In a bunch of urban fantasy the protagonist never leave the modern world the fantastic elements enter the "real" world, e.g. Mercedes Lackey SERRAted Edge series how does that type of urban fantasy fit in the dichotomy?



Comment #4: Sunday, April 25, 2010 at 14:19:56

Pussreboots

The Magician's Nephew is the closet of all the Narnia books to being urban fantasy but the series as a whole has the emphasis on the adventures within Narnia rather than being an on-going dialogue between the worlds.

The Lackey series though is a good fit. Instead of travel between worlds, there's interaction, but it's definitely a mixture of real and fantasy.

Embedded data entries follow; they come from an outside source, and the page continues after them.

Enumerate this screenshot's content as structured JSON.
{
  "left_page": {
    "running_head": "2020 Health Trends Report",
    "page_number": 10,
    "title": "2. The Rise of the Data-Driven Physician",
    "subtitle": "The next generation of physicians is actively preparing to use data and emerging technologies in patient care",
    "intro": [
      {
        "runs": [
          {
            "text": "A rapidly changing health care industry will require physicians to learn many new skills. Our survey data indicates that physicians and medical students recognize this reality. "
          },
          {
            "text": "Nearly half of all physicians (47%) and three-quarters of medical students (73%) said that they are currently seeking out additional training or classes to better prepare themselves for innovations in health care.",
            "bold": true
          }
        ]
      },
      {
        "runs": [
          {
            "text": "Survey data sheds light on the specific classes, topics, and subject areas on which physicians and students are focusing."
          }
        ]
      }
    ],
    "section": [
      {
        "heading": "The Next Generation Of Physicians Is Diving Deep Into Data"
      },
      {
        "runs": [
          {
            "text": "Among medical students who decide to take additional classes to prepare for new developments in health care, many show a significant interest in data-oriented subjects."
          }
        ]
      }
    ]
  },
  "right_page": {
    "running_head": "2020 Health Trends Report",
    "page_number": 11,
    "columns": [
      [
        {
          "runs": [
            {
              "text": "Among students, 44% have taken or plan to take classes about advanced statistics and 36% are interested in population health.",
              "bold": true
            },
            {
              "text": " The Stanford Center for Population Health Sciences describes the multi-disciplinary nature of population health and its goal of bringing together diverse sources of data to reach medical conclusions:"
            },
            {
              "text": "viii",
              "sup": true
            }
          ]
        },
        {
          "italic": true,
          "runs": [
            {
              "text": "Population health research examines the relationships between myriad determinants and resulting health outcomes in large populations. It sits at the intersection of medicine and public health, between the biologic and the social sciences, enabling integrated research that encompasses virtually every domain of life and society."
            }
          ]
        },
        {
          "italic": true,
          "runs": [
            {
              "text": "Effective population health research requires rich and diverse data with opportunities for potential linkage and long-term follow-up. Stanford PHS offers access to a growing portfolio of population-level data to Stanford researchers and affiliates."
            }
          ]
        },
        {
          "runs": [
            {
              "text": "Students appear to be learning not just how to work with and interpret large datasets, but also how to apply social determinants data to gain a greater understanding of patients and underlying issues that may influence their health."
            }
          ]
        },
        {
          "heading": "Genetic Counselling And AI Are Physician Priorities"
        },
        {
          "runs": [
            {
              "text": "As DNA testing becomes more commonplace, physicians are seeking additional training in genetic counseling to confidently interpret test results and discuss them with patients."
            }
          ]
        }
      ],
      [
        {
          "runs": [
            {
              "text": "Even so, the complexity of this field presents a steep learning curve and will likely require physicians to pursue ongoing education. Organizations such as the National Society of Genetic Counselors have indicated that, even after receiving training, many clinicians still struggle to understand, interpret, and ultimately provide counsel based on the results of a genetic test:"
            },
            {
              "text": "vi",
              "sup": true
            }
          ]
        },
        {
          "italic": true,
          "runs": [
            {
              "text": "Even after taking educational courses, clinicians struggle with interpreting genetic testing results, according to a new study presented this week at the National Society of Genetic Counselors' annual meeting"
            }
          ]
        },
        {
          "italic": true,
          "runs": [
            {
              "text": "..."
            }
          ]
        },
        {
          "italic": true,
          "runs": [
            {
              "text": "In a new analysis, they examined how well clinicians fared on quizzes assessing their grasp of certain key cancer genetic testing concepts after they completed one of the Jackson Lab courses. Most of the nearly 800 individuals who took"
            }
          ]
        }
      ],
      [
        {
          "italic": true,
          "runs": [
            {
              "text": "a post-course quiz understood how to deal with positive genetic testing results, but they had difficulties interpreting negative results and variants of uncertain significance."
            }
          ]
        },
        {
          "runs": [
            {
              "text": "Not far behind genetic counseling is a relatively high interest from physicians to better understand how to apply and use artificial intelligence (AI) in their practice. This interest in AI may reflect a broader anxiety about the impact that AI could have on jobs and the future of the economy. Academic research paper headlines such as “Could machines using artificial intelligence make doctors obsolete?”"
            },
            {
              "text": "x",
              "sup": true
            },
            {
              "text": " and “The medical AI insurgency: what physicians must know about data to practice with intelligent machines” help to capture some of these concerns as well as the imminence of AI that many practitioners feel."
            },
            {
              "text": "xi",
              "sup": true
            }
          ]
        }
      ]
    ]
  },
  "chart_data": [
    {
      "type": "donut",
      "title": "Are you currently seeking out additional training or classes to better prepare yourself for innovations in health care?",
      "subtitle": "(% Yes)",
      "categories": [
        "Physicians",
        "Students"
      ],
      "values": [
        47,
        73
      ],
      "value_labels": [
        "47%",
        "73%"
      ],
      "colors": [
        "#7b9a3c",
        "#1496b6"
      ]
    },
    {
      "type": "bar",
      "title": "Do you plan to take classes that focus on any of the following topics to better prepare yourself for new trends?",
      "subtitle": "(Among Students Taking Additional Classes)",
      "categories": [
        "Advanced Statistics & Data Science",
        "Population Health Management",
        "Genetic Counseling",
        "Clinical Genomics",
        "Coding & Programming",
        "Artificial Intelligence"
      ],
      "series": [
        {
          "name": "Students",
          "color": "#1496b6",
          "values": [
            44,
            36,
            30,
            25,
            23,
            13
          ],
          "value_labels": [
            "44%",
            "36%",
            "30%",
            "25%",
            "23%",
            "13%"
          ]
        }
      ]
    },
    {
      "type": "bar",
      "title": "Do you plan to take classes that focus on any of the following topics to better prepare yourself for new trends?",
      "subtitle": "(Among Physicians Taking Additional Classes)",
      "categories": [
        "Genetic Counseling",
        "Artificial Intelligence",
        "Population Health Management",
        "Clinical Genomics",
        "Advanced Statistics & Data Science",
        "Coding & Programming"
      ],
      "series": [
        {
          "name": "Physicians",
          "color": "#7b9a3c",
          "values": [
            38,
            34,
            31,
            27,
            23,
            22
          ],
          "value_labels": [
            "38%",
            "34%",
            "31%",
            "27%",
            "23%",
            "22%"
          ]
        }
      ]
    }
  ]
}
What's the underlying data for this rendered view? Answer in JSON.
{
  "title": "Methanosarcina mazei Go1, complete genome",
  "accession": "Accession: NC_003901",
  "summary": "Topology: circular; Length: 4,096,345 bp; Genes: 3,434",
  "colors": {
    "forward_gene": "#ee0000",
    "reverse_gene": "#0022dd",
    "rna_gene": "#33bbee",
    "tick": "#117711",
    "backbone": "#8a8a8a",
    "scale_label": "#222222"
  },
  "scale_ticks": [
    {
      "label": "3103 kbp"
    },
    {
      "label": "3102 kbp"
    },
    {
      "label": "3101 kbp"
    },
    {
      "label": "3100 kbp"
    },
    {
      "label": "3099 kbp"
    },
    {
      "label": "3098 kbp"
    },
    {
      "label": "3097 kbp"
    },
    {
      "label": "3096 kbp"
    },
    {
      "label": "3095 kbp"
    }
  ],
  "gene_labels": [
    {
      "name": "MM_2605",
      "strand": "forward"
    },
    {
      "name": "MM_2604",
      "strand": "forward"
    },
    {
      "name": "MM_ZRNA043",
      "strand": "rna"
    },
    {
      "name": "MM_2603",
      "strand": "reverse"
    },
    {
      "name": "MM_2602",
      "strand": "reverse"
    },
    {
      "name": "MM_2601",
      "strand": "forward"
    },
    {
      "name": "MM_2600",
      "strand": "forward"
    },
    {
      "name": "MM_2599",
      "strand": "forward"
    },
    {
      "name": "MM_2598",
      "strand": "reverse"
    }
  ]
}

Comment #5: Sunday, April, 25, 2010 at 17:37:56

Valerie Demetros

Is Terry Pratchett's Wee Free Men of this genre? There was a gate in the fields/ruins. I read it a long time ago.



Comment #6: Sunday, April 25, 2010 at 15:53:37

Pussreboots

Good question. I haven't read Wee Free Men. But let me extrapolate with the Discworld novels I have read. First and foremost, the disc exists in a "multiverse" instead of our "universe." That implies an awareness of multiple universes or dimensions. DEATH has complained about needing a revolving door to the Netherworld because people seem to come and go as they please. There are also different pockets of reality depending on which local god is in charge (if any). The series isn't perhaps as clear cut as Un Lun Dun but in the gradient between the two extremes (if there are only two), I'd put it somewhere in the middle but approaching the urban fantasy side.



Comment #7: Sunday, April, 25, 2010 at 19:16:42

V Demetros

Wee Free Men took place here, then the kids when through a "door" and ended up in another universe, then came back at the end. There were creatures here who had come through already. I wish I was an expert on this-I'm going to read Un Lun Dun and see what it's about. Thanks



Comment #8: Sunday, April 25, 2010 at 16:36:43

Pussreboots

If the kids go through the door once and have their adventures and then come home at the end of the book, it's traditional fantasy. If they go back and forth between the door more than once, it's urban fantasy.



Comment #9: Sunday, April, 25, 2010 at 20:07:53

V Demetros

Thank you. I don't think I ever knew that distinction. I'll have to read it again to see if they go back and forth, but I'm thinking they don't. I've been educated!



Comment #10: Sunday, April 25, 2010 at 16:39:00

Pussreboots

I'm not sure it's an official distinction between the genres. I'm just working through my own observations and used the post to open a discussion on my hypothesis.



Comment #11: Sunday, April, 25, 2010 at 20:48:10

Pam van Hylckama Vlieg

What about Harry Potter, there are lots of entrances in and out of the wizarding world but you have to be a wizard to find them?

In The Faerie Path Tania accidentally falls in a mirror at a Tudor Castle and ends up in the parallel Faerie.



Comment #12: Monday, April 26, 2010 at 10:42:04

Pussreboots

I'm looking more at story structure than characters' abilities to go between the worlds. In the ones I've read (and I only got to the end of book four before giving up), the structure is Harry's in the muggle world and then goes to school, has adventures at the school for that year and then goes back to the muggle world.

For The Faerie Path if Tania finds a way out of the mirror before the book ends and then goes back to the parallel world to finish whatever she had started, I'd call it urban fantasy. If she's just in the parallel world until the end of the book, where the conclusion comes near the time she finally finds her way home (or decides to stay), it's a traditionally fantasy.



Comment #13: Tuesday, April, 27, 2010 at 02:09:02

Pam

Tania is able to go back and forth through the same portal to modern day London and Faerie.



Comment #14: Monday, April 26, 2010 at 10:42:04

Pussreboots

If she takes advantage of that ability and goes back and forth over the course of the book, then I'd call it urban fantasy. If she has the ability but doesn't use it, then I'd call it a tradtional fantasy.